Appearing before a state inquiry, Mr Museveni said he had no business dealings in the DR Congo and called the UN accusation absurd.

The hearing follows United Nations allegations that Uganda, along with Rwanda and Burundi, was involved in the Congo conflict for economic gain.

They said: How can you sue the UN? But how can the UN damage my name?

President Museveni
The report, which was delivered to the UN Security Council in April, angered Mr Museveni and prompted him to threaten to pull out of the Lusaka peace process aimed at ending the DR Congo's civil war.


Mr Museveni told the inquiry on Thursday: " I wanted to sue [UN Secretary-General] Kofi Annan for damages. But they said 'How can you sue the UN?' But how can the UN damage my name?"

The brother of Uganda's president was one of those specifically criticised by the UN report and that, the panel said, made the president an accomplice.

Uganda has always said its troops are in the DR Congo to prevent Ugandan rebels who are supported by DR Congo and Sudan from attacking it.

The aommission is lead by a retired British judge, Justice David Porter who said their work was being hampered by a lack of witnesses.

Sworn testimonies

He said of the 20 sworn testimonies received so far none has supported the UN report. He said it was not clear if potential witnesses fear reprisals or lack hard evidence.

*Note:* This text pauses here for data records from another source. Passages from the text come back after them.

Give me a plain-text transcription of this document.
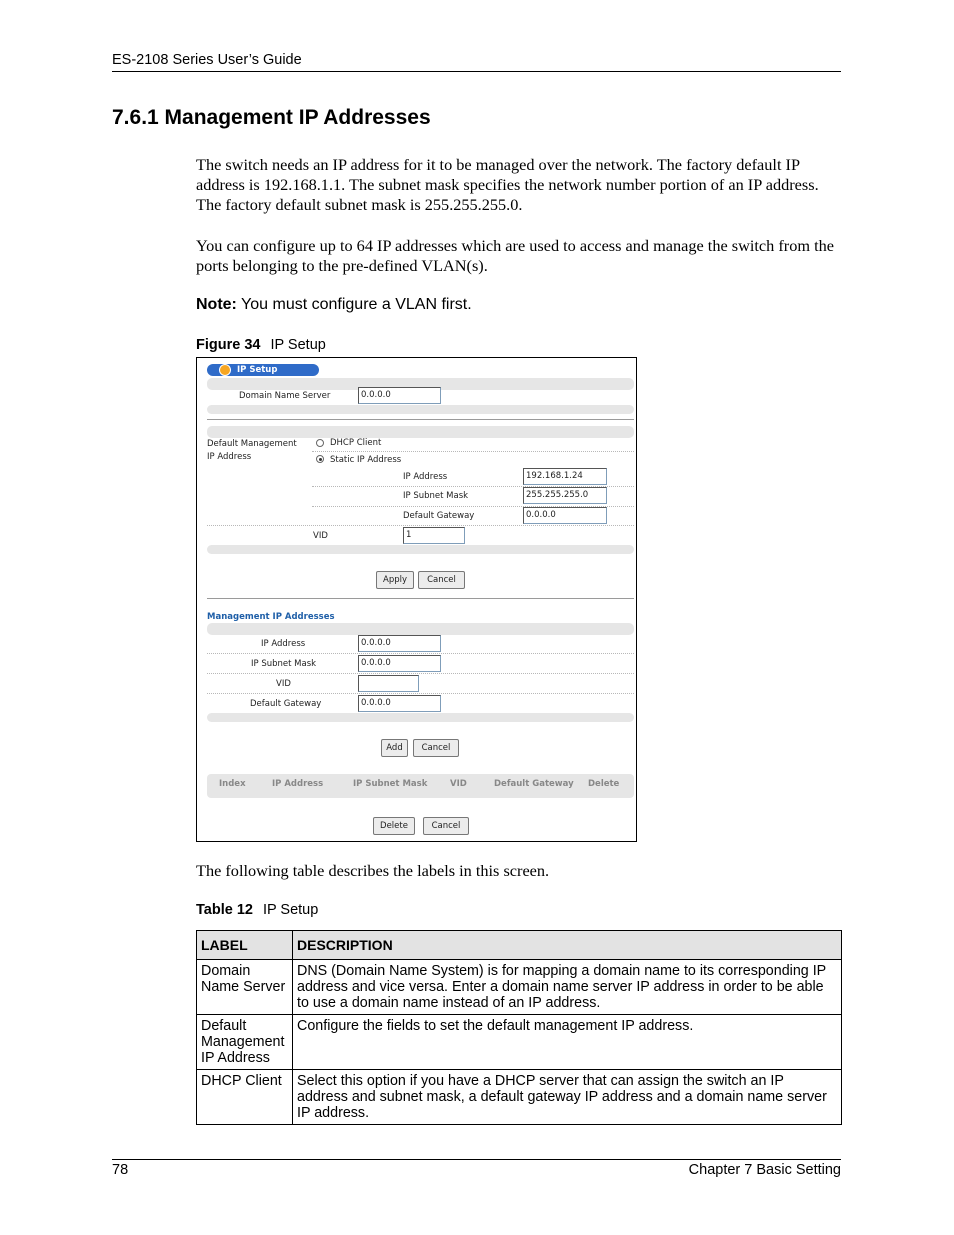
ES-2108 Series User’s Guide
7.6.1 Management IP Addresses
The switch needs an IP address for it to be managed over the network. The factory default IP address is 192.168.1.1. The subnet mask specifies the network number portion of an IP address. The factory default subnet mask is 255.255.255.0.
You can configure up to 64 IP addresses which are used to access and manage the switch from the ports belonging to the pre-defined VLAN(s).
Note: You must configure a VLAN first.
Figure 34 IP Setup
IP Setup
Domain Name Server	0.0.0.0
Default Management IP Address
DHCP Client
Static IP Address
IP Address	192.168.1.24
IP Subnet Mask	255.255.255.0
Default Gateway	0.0.0.0
VID	1
Apply	Cancel
Management IP Addresses
IP Address	0.0.0.0
IP Subnet Mask	0.0.0.0
VID
Default Gateway	0.0.0.0
Add	Cancel
Index	IP Address	IP Subnet Mask	VID	Default Gateway Delete
Delete	Cancel
The following table describes the labels in this screen.
Table 12 IP Setup
LABEL	DESCRIPTION
Domain Name Server	DNS (Domain Name System) is for mapping a domain name to its corresponding IP address and vice versa. Enter a domain name server IP address in order to be able to use a domain name instead of an IP address.
Default Management IP Address	Configure the fields to set the default management IP address.
DHCP Client	Select this option if you have a DHCP server that can assign the switch an IP address and subnet mask, a default gateway IP address and a domain name server IP address.
78	Chapter 7 Basic Setting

President Museveni's appearance at the Ugandan inquiry coincides with the arrival in the Great Lakes region of a new UN team to carry out further investigations on the allegations of looting.

After meetings with UN panel members in the Rwandan capital Kigali, a Rwanda official said they were co-operating fully with the team.

The April report recommended sanctions against Uganda, Rwanda and Burundi. All three strenuously denied the claim that they were plundering DR Congo.

Little cooperation

It is understood that the original panel had received little co-operation from DR Congo's allies: Zimbabwe, Angola and Namibia. The report did not call for any action against them.

Rebels holding northern DR Congo also dismissed the report as biased and uninformed.

A ceasefire has held in certain regions of DR Congo, and troops from foreign armies are starting to pull back from frontlines, monitored by UN peacekeepers.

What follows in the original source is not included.